Ancak Kur’ân’ı servet, hazine olarak gören kişi, Kur’ân’a önem gösterecek, sevgi ve saygı ile muhafaza edecek; hayatındaki sorun ve sıkıntıları Kur’ân’a arz ederek çözecek; ailesini, milletini Kur’ân ile yönetecektir. Bu sebeple, Kur’ân’ı kalbi gibi görecek ve her an yanında taşıyacak, okuyacak, anlayacak ve amel edecektir. Kur’ân’dan gafil kalmanın, ondan uzaklaşmanın neticesini ölüm, helak ve müflis olarak görecektir.

Değerli Kardeşim!

Kur’ân’ın Hazineleri Nelerdir?

Kitabımız Kur’ân, vasıflarıyla büyük bir hazinedir. Kur’ân’ın hazine ve servetine dair bazı vasıflarını zikredeceğiz inşallah. Bu vasıflar üzerinde düşündüğümüz zaman görülecektir ki Kur’ân gerçekten bir güç ve servettir. Hiçbir şeyle değiştirilemez.

  1. Kur’ân-ı Kerim, Allah tarafından indirilmiştir

Kur’ân-ı Kerim, sihir sözü olmadığı gibi ne insan ne de cinlerin yaza geldikleri bir kitap da değildir. Bu tamamen Allah’ın kelamıdır ve Rabbimiz indirmiştir.

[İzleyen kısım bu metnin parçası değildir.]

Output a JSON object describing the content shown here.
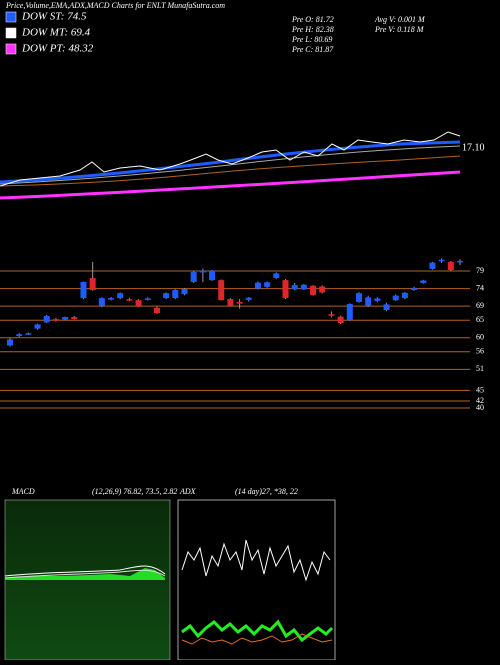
{
  "header": {
    "title": "Price,Volume,EMA,ADX,MACD Charts for ENLT MunafaSutra.com"
  },
  "legend": [
    {
      "label": "DOW ST: 74.5",
      "color": "#1f5cff"
    },
    {
      "label": "DOW MT: 69.4",
      "color": "#ffffff"
    },
    {
      "label": "DOW PT: 48.32",
      "color": "#ff33ff"
    }
  ],
  "stats": {
    "left": [
      "Pre   O: 81.72",
      "Pre   H: 82.38",
      "Pre   L: 80.69",
      "Pre   C: 81.87"
    ],
    "right": [
      "Avg V: 0.001 M",
      "Pre   V: 0.118  M"
    ]
  },
  "ema_label": "17.10",
  "chart_data": {
    "type": "candlestick",
    "open": [
      57.8,
      60.5,
      61.0,
      62.6,
      64.4,
      65.3,
      65.2,
      65.9,
      71.3,
      77.0,
      69.0,
      71.0,
      71.3,
      71.0,
      70.7,
      70.9,
      68.5,
      71.3,
      71.3,
      72.4,
      75.9,
      78.6,
      76.4,
      76.4,
      71.0,
      70.2,
      70.8,
      74.0,
      74.5,
      77.0,
      76.4,
      73.8,
      73.8,
      74.8,
      74.6,
      66.7,
      66.0,
      65.0,
      70.2,
      69.2,
      70.5,
      67.9,
      70.7,
      71.3,
      73.6,
      75.6,
      79.6,
      82.0,
      81.6,
      81.72
    ],
    "high": [
      59.9,
      61.3,
      61.5,
      64.0,
      66.5,
      65.6,
      66.0,
      66.2,
      76.0,
      81.6,
      71.5,
      71.6,
      72.9,
      71.4,
      71.0,
      71.5,
      68.9,
      72.9,
      73.8,
      74.2,
      79.0,
      79.7,
      79.3,
      76.6,
      71.3,
      71.0,
      71.6,
      76.0,
      76.0,
      78.6,
      76.7,
      75.6,
      75.3,
      75.0,
      74.9,
      67.5,
      66.3,
      69.8,
      73.0,
      72.0,
      71.5,
      70.0,
      72.3,
      73.0,
      74.5,
      76.5,
      81.6,
      82.6,
      81.9,
      82.38
    ],
    "low": [
      57.5,
      60.2,
      60.8,
      62.3,
      64.2,
      64.6,
      65.0,
      65.2,
      71.0,
      73.4,
      68.7,
      70.6,
      71.0,
      70.4,
      68.8,
      70.6,
      66.8,
      71.0,
      71.0,
      72.1,
      75.6,
      75.8,
      76.2,
      70.6,
      69.0,
      68.3,
      70.3,
      73.8,
      74.2,
      76.8,
      71.0,
      73.5,
      73.6,
      72.0,
      72.6,
      65.8,
      63.9,
      64.8,
      70.0,
      68.8,
      70.2,
      67.6,
      70.5,
      71.0,
      73.4,
      75.4,
      79.4,
      81.3,
      79.0,
      80.69
    ],
    "close": [
      59.5,
      61.0,
      61.3,
      63.8,
      66.2,
      64.9,
      65.9,
      65.3,
      75.9,
      73.6,
      71.3,
      71.3,
      72.7,
      70.8,
      69.0,
      71.2,
      67.0,
      72.7,
      73.6,
      73.9,
      78.7,
      79.1,
      79.1,
      70.7,
      69.2,
      69.7,
      71.4,
      75.7,
      75.8,
      78.3,
      71.3,
      75.0,
      75.1,
      72.2,
      72.9,
      66.5,
      64.2,
      69.6,
      72.7,
      71.5,
      71.2,
      69.5,
      72.0,
      72.8,
      74.2,
      76.3,
      81.4,
      82.2,
      79.3,
      81.87
    ],
    "up_color": "#1f5cff",
    "down_color": "#e0262b",
    "ylim": [
      38,
      83
    ],
    "yticks": [
      79,
      74,
      69,
      65,
      60,
      56,
      51,
      45,
      42,
      40
    ],
    "grid": true,
    "grid_color": "#b8621b"
  },
  "macd": {
    "title": "MACD",
    "params": "(12,26,9) 76.82, 73.5, 2.82"
  },
  "adx": {
    "title": "ADX",
    "params": "(14 day)27, *38, 22"
  }
}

“İçinde hiçbir şüphe olmayan (bu) Kitap, âlemlerin Rabbi tarafından indirilmiştir. Yoksa: ‘Onu uydurdu.’ mu diyorlar? (Hayır, öyle değil!) Bilakis, senden önce hiçbir uyarıcı gelmemiş olan bir toplumu uyarman için, o (Kur’ân), Rabbinden gelen bir haktır. Umulur ki hidayet bulurlar.” 

[2]

“De ki: ‘Şayet insanlar ve cinler bu Kur’ân’ın bir benzerini getirmek için bir araya toplansa ve bunun için birbirlerine yardımcı olsalar yine de onun bir benzerini getiremezler.’ ” 

[3]

  1. İnsanlara bir öğüt ve uyarıdır

“Bu (Kur’ân) onunla uyarılsınlar, (Allah’ın) ancak tek bir ilah olduğunu bilsinler ve akıl sahipleri öğüt alsın diye insanlara bir mesajdır.” 

[4]

“Bu (Kur’ân) ise, Mekke ve çevresini onunla uyarasın diye indirdiğimiz, mübarek ve kendisinden önceki (Tevrat’ı) doğrulayan bir Kitap’tır. Ahirete iman edenler (bu Kitab’a) inanırlar ve onlar namazlarını (vakitlerine, rükün ve şartlarına, huşu ve adabına dikkat ederek) korurlar.” 

[5]

  1. Allah’ın nurudur

“Allah’ın nurunu ağızlarıyla söndürmek istiyorlar. Kâfirler istemese de Allah, nurunu tamamlayacak olandır.” 

[6]

“Ey insanlar! Rabbinizden size (hiçbir şüpheye yer bırakmayan) burhan geldi ve size apaçık bir nur indirdik.” 

[7]

  1. İman edenler için hidayet, şifa ve rahmettir

“Muhsinlere/kulluğunu en güzel şekilde yapmaya çalışanlara hidayet ve rahmettir.” 

[8]

“De ki: ‘Ey insanlar! Şüphesiz ki size, Rabbinizden bir öğüt, sinelerde olan (manevi hastalıklara) şifa, müminler için de hidayet ve rahmet olan (bir Kitap geldi).’ ” 

[9]

“Hakkında anlaşmazlığa düştükleri hususları onlara açıklaman, iman eden bir topluluğa hidayet ve rahmet olması için bu Kitab’ı sana indirdik.” 

[10]

“Kur’ân’dan müminler için (şüphe, şehvet, dünya sevgisi gibi hastalıklara) şifa ve rahmet olacak ayetler indiririz. Zalimlerin ise yalnızca hüsranını arttırır.” 

[11]

  1. Allah Kur’ân’da her şeyi ayrıntılı olarak açıklamıştır

“Elif, Lâm, Râ. (Bu,) ayetleri sağlamlaştırılıp (muhkem kılınmış) sonra da (hüküm ve hikmet sahibi) Hakîm ve (her şeyden haberdar) Habîr (olan Allah) tarafından detaylı olarak açıklanmış bir Kitap’tır.” 

[12]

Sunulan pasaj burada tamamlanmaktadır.